12 Şubat 2014 Çarşamba


AYDINLARI VAR
                                                                     
                                                                                             Dr. Fahri SAKAL


Aydınları var, yatıp kalkıp gericilikle mücadele mangası gibi çalışırlar… Ama kendi ideolojilerinin dışında olanlara hayat hakkı tanımazlar. Tek fikirli, tek ideolojili bir ülkenin ilerleyemediğini bilmezler.

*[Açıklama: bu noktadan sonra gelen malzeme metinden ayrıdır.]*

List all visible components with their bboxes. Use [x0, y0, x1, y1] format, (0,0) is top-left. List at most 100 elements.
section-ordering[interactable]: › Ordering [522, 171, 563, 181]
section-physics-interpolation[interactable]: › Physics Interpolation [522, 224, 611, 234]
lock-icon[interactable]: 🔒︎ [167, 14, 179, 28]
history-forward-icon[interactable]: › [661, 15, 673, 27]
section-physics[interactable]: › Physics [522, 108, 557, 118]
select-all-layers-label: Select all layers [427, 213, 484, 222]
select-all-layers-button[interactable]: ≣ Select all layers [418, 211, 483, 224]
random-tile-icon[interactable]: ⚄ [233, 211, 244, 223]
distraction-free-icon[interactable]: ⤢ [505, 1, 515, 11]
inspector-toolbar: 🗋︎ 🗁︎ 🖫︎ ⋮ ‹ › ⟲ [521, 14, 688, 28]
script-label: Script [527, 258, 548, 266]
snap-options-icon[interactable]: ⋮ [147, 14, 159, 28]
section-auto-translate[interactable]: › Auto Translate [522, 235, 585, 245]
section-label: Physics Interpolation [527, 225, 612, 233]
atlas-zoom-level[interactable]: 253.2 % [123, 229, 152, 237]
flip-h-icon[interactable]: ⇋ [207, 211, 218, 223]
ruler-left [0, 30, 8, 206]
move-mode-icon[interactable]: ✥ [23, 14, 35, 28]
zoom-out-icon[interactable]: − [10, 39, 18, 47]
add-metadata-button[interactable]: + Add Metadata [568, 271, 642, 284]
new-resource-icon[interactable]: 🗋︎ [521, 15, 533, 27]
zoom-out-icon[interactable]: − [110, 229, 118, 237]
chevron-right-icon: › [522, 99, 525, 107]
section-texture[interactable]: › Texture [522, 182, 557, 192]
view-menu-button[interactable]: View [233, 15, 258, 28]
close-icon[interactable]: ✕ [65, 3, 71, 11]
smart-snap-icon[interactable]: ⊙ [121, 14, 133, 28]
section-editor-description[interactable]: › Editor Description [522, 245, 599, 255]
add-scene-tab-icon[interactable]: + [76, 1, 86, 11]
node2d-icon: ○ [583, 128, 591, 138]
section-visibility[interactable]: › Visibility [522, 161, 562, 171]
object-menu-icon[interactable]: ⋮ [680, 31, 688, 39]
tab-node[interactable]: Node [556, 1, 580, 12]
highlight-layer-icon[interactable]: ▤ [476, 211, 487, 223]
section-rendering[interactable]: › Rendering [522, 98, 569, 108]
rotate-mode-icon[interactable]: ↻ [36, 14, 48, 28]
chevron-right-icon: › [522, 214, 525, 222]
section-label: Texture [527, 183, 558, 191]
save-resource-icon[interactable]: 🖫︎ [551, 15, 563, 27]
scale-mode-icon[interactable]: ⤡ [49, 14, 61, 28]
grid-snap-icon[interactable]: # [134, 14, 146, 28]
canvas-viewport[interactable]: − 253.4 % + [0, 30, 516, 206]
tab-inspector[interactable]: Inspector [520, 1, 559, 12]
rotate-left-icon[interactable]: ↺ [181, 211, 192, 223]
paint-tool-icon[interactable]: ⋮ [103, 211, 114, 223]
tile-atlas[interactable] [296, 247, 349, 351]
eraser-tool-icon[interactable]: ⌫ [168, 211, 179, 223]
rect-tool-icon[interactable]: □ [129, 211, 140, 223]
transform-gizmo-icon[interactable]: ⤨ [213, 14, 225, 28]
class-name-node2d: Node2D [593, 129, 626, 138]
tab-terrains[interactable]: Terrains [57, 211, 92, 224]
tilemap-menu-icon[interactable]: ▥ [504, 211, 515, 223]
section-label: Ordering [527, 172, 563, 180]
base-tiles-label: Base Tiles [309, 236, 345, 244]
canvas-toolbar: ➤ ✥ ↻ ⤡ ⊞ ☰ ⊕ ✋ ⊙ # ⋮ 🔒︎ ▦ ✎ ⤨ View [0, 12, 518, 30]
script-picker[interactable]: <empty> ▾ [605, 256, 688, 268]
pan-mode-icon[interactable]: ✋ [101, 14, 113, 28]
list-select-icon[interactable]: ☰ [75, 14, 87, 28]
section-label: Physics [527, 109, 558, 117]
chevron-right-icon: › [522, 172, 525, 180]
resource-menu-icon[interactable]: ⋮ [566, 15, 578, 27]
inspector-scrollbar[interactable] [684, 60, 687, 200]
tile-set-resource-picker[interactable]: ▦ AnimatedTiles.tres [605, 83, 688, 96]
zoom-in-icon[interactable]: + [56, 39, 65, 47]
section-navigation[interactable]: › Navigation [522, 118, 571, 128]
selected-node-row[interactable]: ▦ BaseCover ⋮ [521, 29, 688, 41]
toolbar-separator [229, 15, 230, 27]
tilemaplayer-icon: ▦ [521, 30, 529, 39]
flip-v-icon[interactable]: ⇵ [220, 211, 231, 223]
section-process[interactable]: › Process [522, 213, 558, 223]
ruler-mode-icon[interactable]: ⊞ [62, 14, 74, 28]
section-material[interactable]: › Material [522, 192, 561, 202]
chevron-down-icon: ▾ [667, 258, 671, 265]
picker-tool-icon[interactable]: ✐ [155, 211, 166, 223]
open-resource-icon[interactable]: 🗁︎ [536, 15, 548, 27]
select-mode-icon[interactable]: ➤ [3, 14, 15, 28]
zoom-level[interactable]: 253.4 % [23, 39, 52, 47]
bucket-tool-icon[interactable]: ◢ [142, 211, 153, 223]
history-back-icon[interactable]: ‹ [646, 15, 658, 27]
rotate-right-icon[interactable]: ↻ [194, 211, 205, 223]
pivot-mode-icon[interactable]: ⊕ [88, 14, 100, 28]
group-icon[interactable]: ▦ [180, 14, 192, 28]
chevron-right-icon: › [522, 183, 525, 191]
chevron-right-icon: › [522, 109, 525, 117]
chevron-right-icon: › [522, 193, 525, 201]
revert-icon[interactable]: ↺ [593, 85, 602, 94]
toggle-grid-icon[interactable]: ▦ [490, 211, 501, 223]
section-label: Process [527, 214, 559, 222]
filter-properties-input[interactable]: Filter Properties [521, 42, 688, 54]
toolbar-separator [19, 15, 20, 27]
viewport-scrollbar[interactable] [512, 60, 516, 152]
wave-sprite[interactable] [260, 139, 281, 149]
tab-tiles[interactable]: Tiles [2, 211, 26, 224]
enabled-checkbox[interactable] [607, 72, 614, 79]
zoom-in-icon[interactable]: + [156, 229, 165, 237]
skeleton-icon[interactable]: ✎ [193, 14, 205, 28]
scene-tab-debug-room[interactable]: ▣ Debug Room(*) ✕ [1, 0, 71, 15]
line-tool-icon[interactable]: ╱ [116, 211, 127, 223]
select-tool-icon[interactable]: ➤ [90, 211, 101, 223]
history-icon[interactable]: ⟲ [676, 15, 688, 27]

Aydınları var, ilerici, yurtsever… Ama sermayenin yerlisine de yabancısına da karşıdırlar, yabancı sermaye ülkeye gelecek de kalkınma başlayacak diye ödleri kopar. Sözde “bilimsel” kafalıdırlar, ama dünya 16. sı olan ekonomimizin en büyük bankasının dünya 170. si olduğunu bilmezler; bilseler de buna rağmen hala yabancı sermayeden nefret ettiklerini söyleyebiliyorlar ve bu “bilimsel” kafalar”(!) bunun en keskin gericilik olduğunu  açıklamazlar.
Aydınları var, “Türkün Türk’ten başka dostu yok” sanır, böyle olsa bile, bu itirafının dahi bir gaf olduğunu düşünemez. Neden dostsuz kaldık diye kendilerine soracak kültürleri yok.
Aydınları var, mevsimlik elbise gibi coğrafyaları yön değiştirir. Kah batıcıdırlar, kah doğucu, kah kuzeyci, şimdi de Türkiye’nin AB yolunu tıkamak için “İran ve Rusya ile bir pakt” kurma hayali güderler. Gerçi bu fena bir fikir sayılmaz. İran’da mollaların peşinde saf tutmuş olarak, Türkiye’de birikmiş ömürlük namazlarını kaza ederken onları hayal etmek… Neyse…
Aydınları var, hâlâ neci ve kimin nesi olduğuna karar verememiş! İşlerine gelince kendileri demokrat, işlerine gelince başka demokratlar için  “demokrasiye sığınan hainler” derler ve onlar o zaman cumhuriyetçi olurlar.
Aydınları var, memleketin elitist semtlerine sığınmış, halkın ancak kapıcı olarak girebildiği villalarda, ama halkçı…
Aydınları var, milli mefahire söver, ancak ulusalcı.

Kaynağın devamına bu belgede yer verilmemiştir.